Elle arriva bientôt vers un petit feu de broussailles; les grelots tintaient toujours, mais Olge n'était pas là, il n'y avait que Zoé. Du collier de la mule, Zoé s'était fait une ceinture: elle dansait autour du feu comme une petite sorcière, elle tournait avec lenteur, grisée par la musique argentine qui accompagnait ses mouvements.

— Tu as pris ce qui ne t'appartenait pas, dit Auberte. Rends-moi ce collier.

— Non, vous l'avez eu assez longtemps, vous ne l'aurez plus.

Aube étendit la main, mais Zoé fit un tour preste sur elle-même et se trouva hors de portée.

Zoé disparut de son horizon et elle en fut allégée; l'enfant, qui ne lui adressait jamais volontairement la parole, la surveillait d'habitude avec une vigilance infatigable.
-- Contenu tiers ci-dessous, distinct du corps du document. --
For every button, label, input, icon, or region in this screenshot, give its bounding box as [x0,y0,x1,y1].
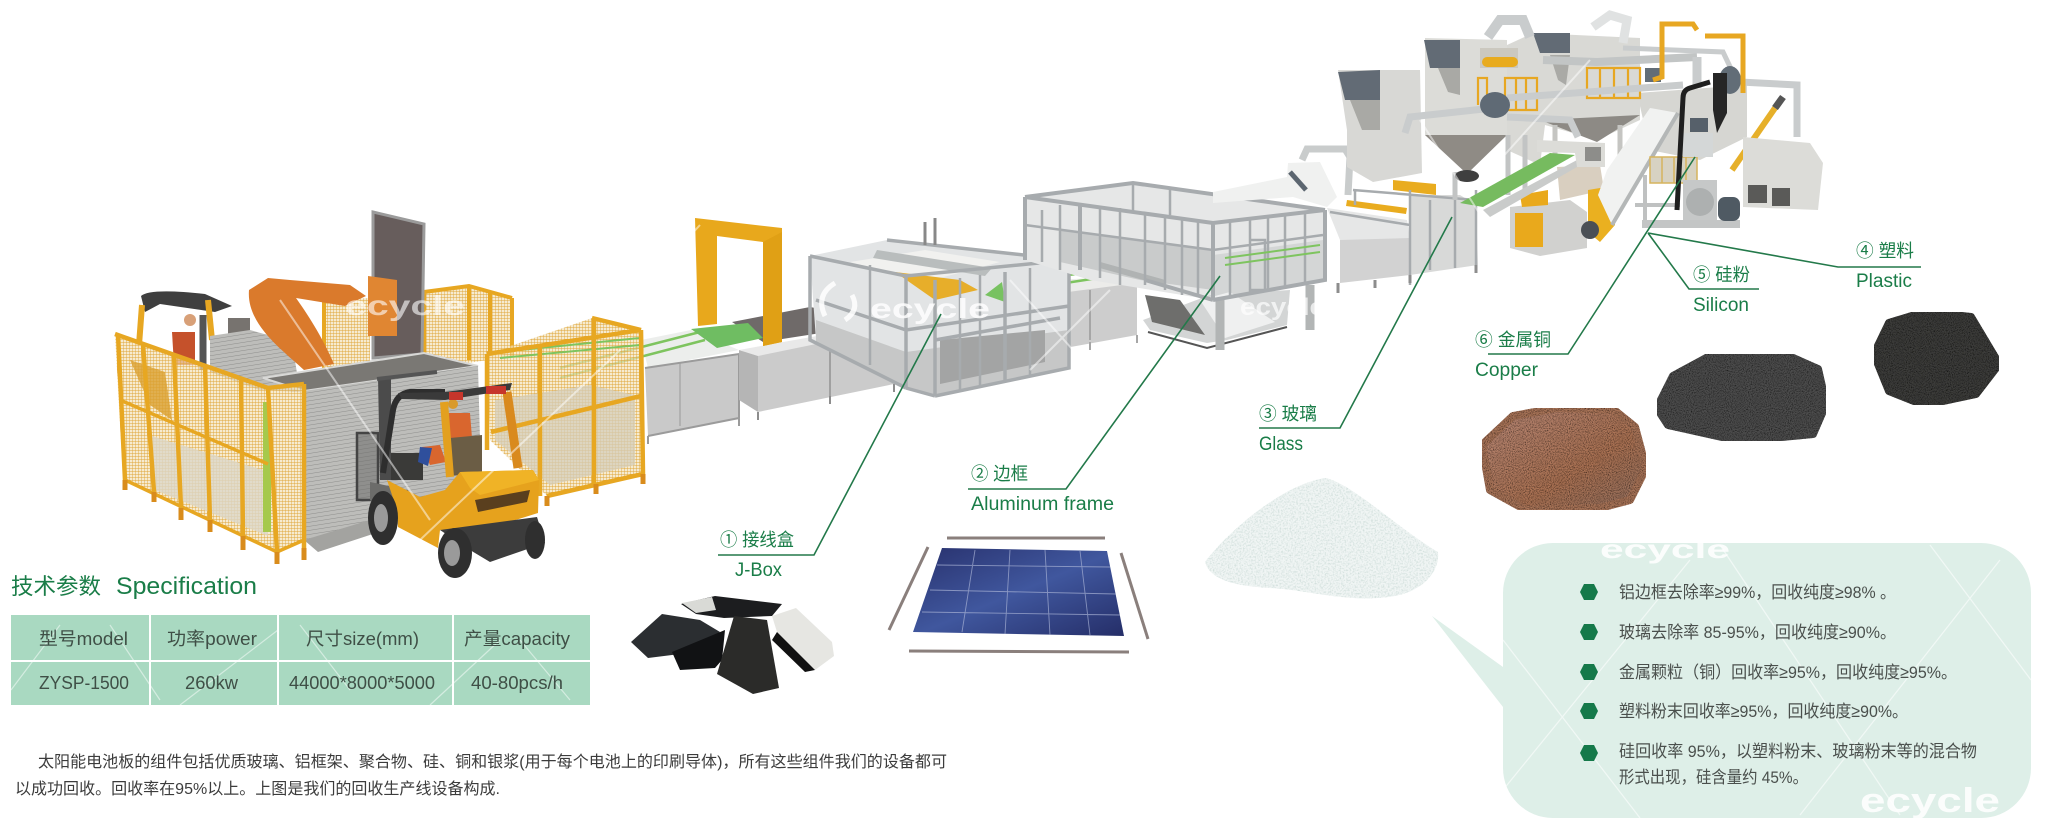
right chamber [1637,85,1747,160]
plastic pile [1874,312,1999,405]
callout 5: silicon: Silicon [1693,295,1749,316]
mill and black pipe [1642,73,1740,228]
edge removal frame machine [1025,183,1325,350]
grey shredder base and belt cover [1510,165,1615,256]
watermarks over machines: ecycle [870,293,990,324]
left fence [115,334,304,564]
callout 3: glass [1259,217,1452,455]
bullet list: 铝边框去除率≥99%，回收纯度≥98% 。 [1619,583,1896,602]
specification table: 260kw [185,673,239,693]
J-box photo [631,596,834,694]
right section: dust collectors and separators [1338,15,1823,256]
dust collector 2 [1424,38,1525,200]
white inclined conveyor [1598,108,1697,225]
third conveyor box [1000,263,1160,372]
framed laminate machine [810,218,1069,396]
specification table: ZYSP-1500 [39,673,129,693]
watermarks over machines: ecycle [1240,294,1325,321]
separator [1743,137,1823,210]
recovery rates speech bubble: ecycle [1860,782,2000,820]
door panel [368,212,424,358]
callout 5: silicon: ⑤ 硅粉 [1693,265,1750,285]
callout 2: aluminum frame [968,276,1220,515]
grey ducts [1405,15,1797,137]
washing section [1327,180,1478,293]
bullet list: 硅回收率 95%，以塑料粉末、玻璃粉末等的混合物 [1619,742,1977,761]
back fence [324,286,513,370]
callout 4: plastic: ④ 塑料 [1856,241,1914,261]
callout 2: aluminum frame: ② 边框 [971,464,1028,484]
left cage, forklifts and robot [115,212,643,578]
callout 6: copper [1475,157,1695,381]
callout 1: J-Box: ① 接线盒 [720,530,794,550]
callout 6: copper: Copper [1475,360,1539,381]
specification table [11,615,590,705]
first conveyor box [560,330,739,444]
big ribbed container [263,353,482,552]
dust collector 3 [1507,33,1640,170]
description paragraph [15,753,947,798]
callout 2: aluminum frame: Aluminum frame [971,494,1114,515]
callout 1: J-Box: J-Box [735,560,782,581]
right fence [487,318,643,506]
copper pile [1482,408,1646,510]
silicon pile [1657,354,1826,441]
front forklift [357,372,545,578]
callout 4: plastic [1648,233,1921,292]
specification table: 型号model [39,629,128,649]
specification table: 尺寸size(mm) [306,629,419,649]
callout 6: copper: ⑥ 金属铜 [1475,330,1551,350]
bullet list: 金属颗粒（铜）回收率≥95%，回收纯度≥95%。 [1619,663,1957,682]
recovery rates speech bubble [1432,534,2031,820]
yellow gantry [691,218,782,348]
watermarks over machines [280,60,1590,540]
blue fans [1480,66,1741,118]
bullet list: 形式出现，硅含量约 45%。 [1619,768,1808,787]
callout 3: glass: Glass [1259,434,1303,455]
yellow duct [1653,24,1743,93]
solar panel photo with frame bars [889,538,1148,652]
watermarks over machines: ecycle [345,290,465,321]
heading: specification: 技术参数 [11,574,101,599]
production line: conveyor and machine section [560,149,1478,444]
small grey box [210,330,300,392]
callout 4: plastic: Plastic [1856,271,1912,292]
green inclined belt [1460,140,1605,217]
bullet list [1580,583,1977,787]
specification table: 40-80pcs/h [471,673,563,693]
bullet list: 玻璃去除率 85-95%，回收纯度≥90%。 [1619,623,1896,642]
dust collector 1 [1338,70,1422,182]
yellow guard rails [1478,68,1640,110]
rear forklift [139,291,250,370]
specification table: 产量capacity [464,629,570,649]
yellow auger [1732,108,1775,170]
callout 1: J-Box [718,314,941,581]
heading: specification: Specification [116,573,257,600]
description paragraph: 以成功回收。回收率在95%以上。上图是我们的回收生产线设备构成. [15,780,500,798]
specification table: 44000*8000*5000 [289,673,435,693]
bullet list: 塑料粉末回收率≥95%，回收纯度≥90%。 [1619,702,1908,721]
recovery rates speech bubble: ecycle [1600,534,1730,564]
specification table: 功率power [167,629,257,649]
glass pile [1205,478,1438,598]
second conveyor box [732,307,894,420]
callout 3: glass: ③ 玻璃 [1259,404,1317,424]
white incline and duct [1213,149,1350,207]
heading: specification [11,573,257,600]
description paragraph: 太阳能电池板的组件包括优质玻璃、铝框架、聚合物、硅、铜和银浆(用于每个电池上的印刷导体)，所有这些组件我们的设备都可 [38,753,947,771]
callout 5: silicon [1648,233,1759,316]
robot arm [249,278,366,370]
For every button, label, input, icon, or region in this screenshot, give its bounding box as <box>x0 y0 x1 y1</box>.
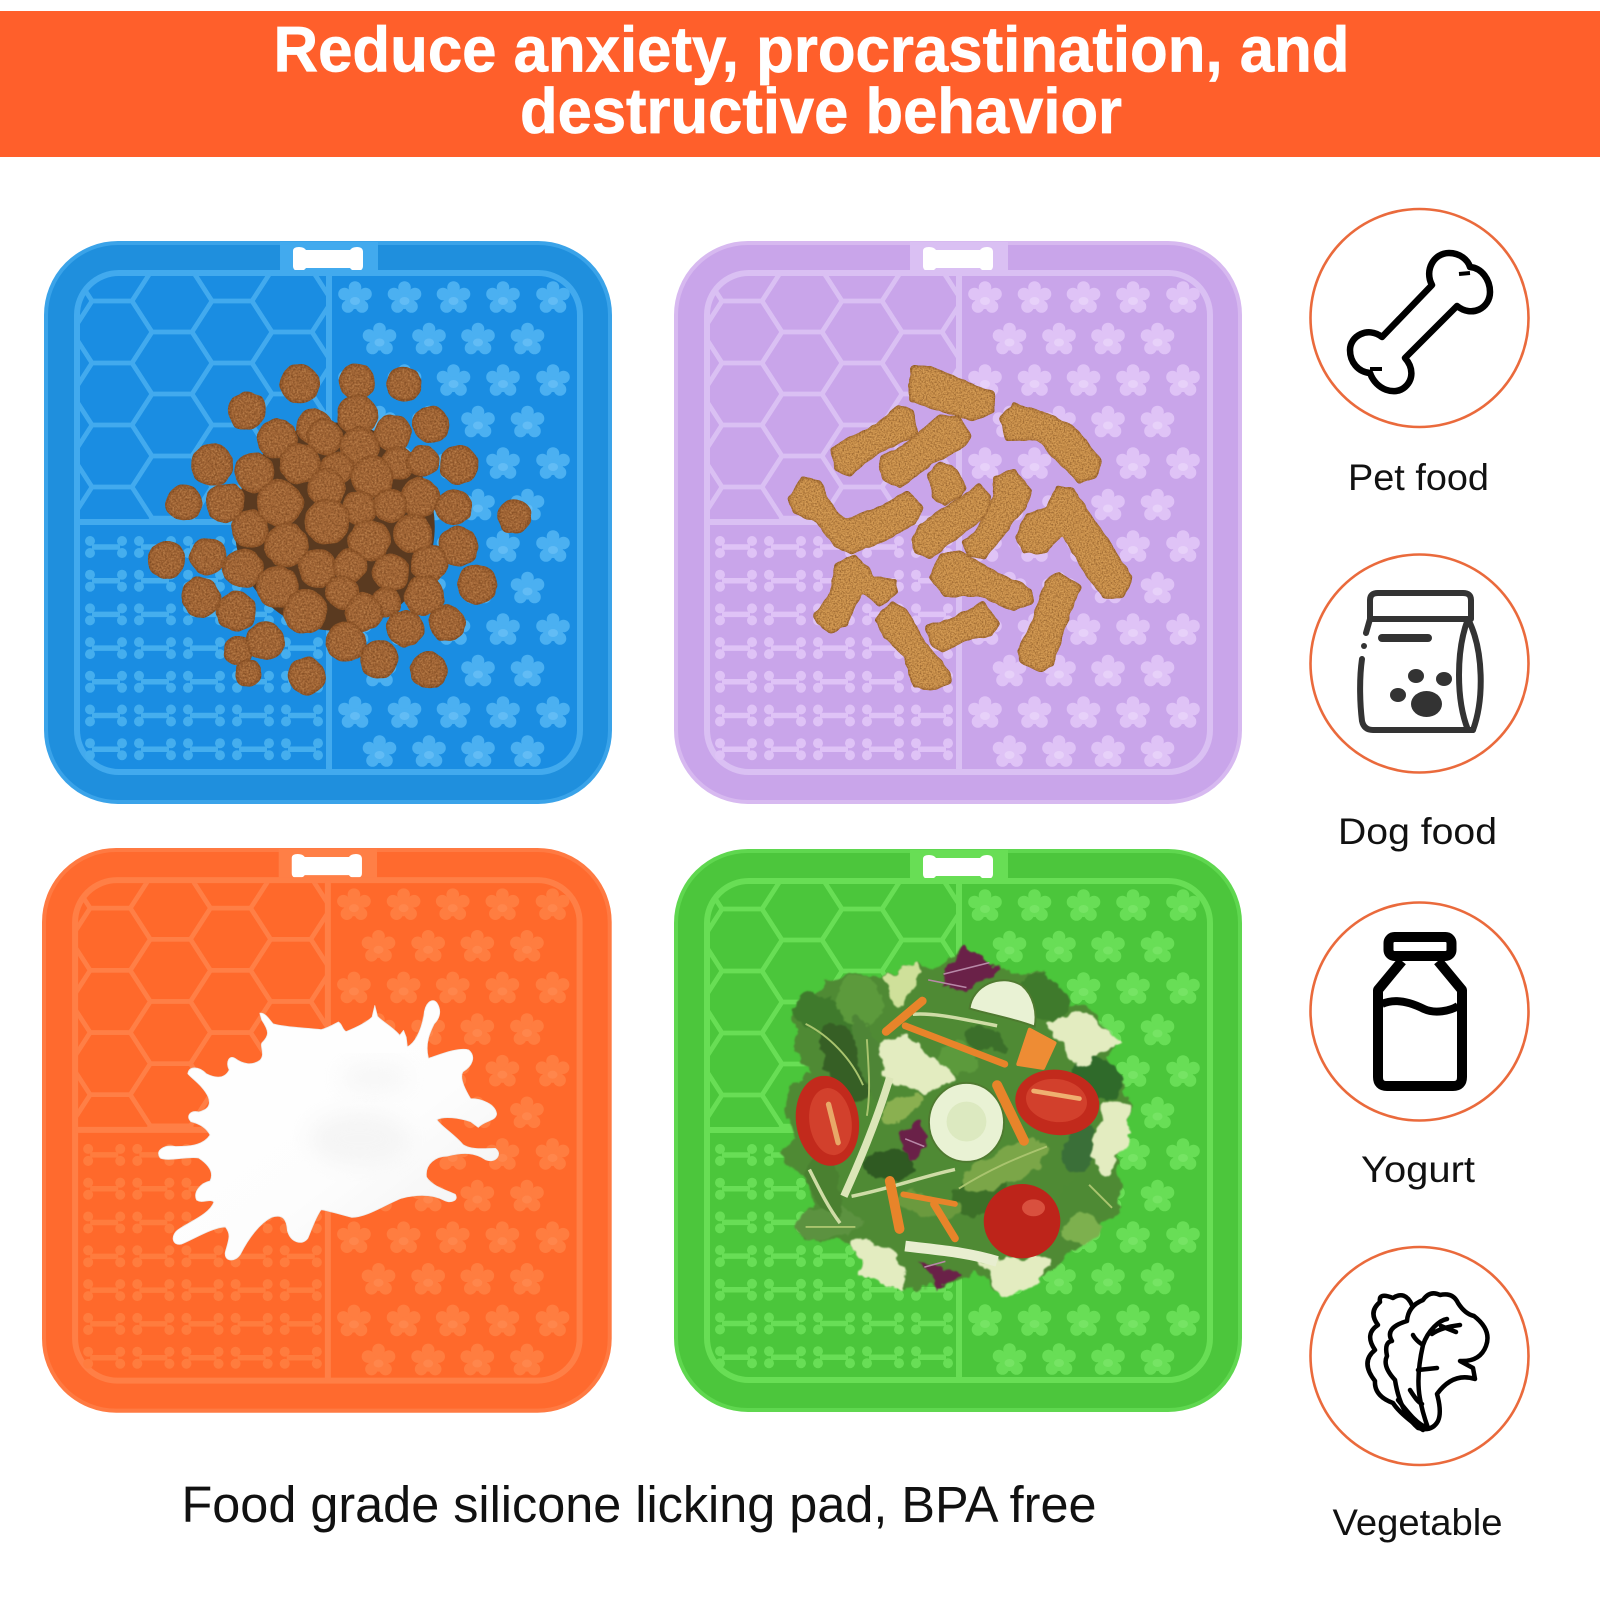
icon: jar <box>1378 937 1462 1086</box>
item: pet food <box>1310 209 1528 498</box>
salad <box>781 945 1131 1296</box>
ring <box>1310 209 1528 427</box>
lettuce pieces <box>853 966 1127 1296</box>
green mat <box>642 847 1240 1410</box>
label: Pet food <box>1348 457 1489 498</box>
ring <box>1310 902 1528 1120</box>
kibble pile <box>147 363 531 694</box>
blue mat <box>12 239 610 802</box>
panel: orange licking mat with milk <box>10 846 610 1411</box>
salad greens <box>781 945 1131 1296</box>
item: dog food <box>1310 554 1528 852</box>
icon: lettuce <box>1368 1293 1488 1430</box>
panel: blue licking mat with kibble <box>12 239 610 802</box>
item: yogurt <box>1310 902 1528 1190</box>
title line one: Reduce anxiety, procrastination, and <box>274 14 1350 86</box>
carrots <box>886 1001 922 1032</box>
panel: purple licking mat with biscuits <box>642 239 1240 802</box>
cucumber slices <box>929 980 1035 1162</box>
stems <box>844 1078 890 1196</box>
panel: green licking mat with salad <box>642 847 1240 1410</box>
label: Dog food <box>1338 811 1497 852</box>
ring <box>1310 1247 1528 1465</box>
bottom caption: Food grade silicone licking pad, BPA free <box>182 1476 1096 1533</box>
bone-shaped biscuits <box>791 367 1131 687</box>
label: Yogurt <box>1361 1149 1476 1190</box>
purple cabbage <box>901 945 1001 1288</box>
tomatoes <box>790 1072 865 1170</box>
milk splash <box>159 1001 499 1260</box>
purple mat <box>642 239 1240 802</box>
label: Vegetable <box>1332 1502 1502 1543</box>
title banner <box>0 11 1600 157</box>
orange mat <box>10 846 610 1411</box>
item: vegetable <box>1310 1247 1528 1543</box>
icon: bone <box>1350 253 1490 391</box>
icon: food bag <box>1360 593 1481 730</box>
ring <box>1310 554 1528 772</box>
title line two: destructive behavior <box>520 75 1122 147</box>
Elle alla au bord de la falaise, comme elle le faisait souvent pour tâcher de voir Olge. Malgré ses prières, Nine avait toujours refusé de faire sortir la mule de son écurie et Aube ne l'avait pas revue.

En se penchant pour s'assurer que la mule n'était pas là, qu'un bouquet d'arbrisseaux ou un quartier de roc ne la dérobaient point à ses yeux, elle remarqua qu'à cet endroit, la falaise n'était pas aussi inexorablement abrupte qu'elle l'avait cru, et elle pensa qu'avec du courage, elle arriverait peut-être seule au couloir qui aboutissait derrière la cascade. Une enfant comme Zoé avait bien passé sous la chute; si Aube avait assez de sang-froid pour y réussir, elle retrouverait le gué et, une fois sur l'autre bord, elle détacherait Olge. Elle ne connaissait pas le chemin, mais elle connaissait assez l'infaillible instinct de sa mule pour être sûre qu'Olge la ramènerait sans coup férir à Menaudru. Et tout serait fini de cette manière.

Que n'y avait-elle songé plus tôt! Elle ne se dit pas que la surveillance incessante dont elle avait été l'objet aurait entravé toute tentative de ce genre, elle pensa que son ancienne apathie l'avait encore paralysée, l'avait empêchée de trouver une solution qui ne demandait cependant qu'un peu de coup d'oeil et d'audace. Mais l'idée avait enfin germé, elle n'en retarderait pas l'exécution. Jamais les circonstances ne seraient plus favorables. Il ne fallait pas attendre le retour de Nine ou de Zoé, et il n'y avait pas un instant à perdre. Elle commença à descendre, s'arrêtant pour fermer les yeux et reprendre haleine quand elle sentait le vertige la gagner, monter vers elle, de cette eau tourbillonnante noire et blanche qui courait follement sous ses pieds.

En relevant les yeux pour mesurer la distance parcourue, elle aperçut Zoé qui, penchée sur le vide, la regardait.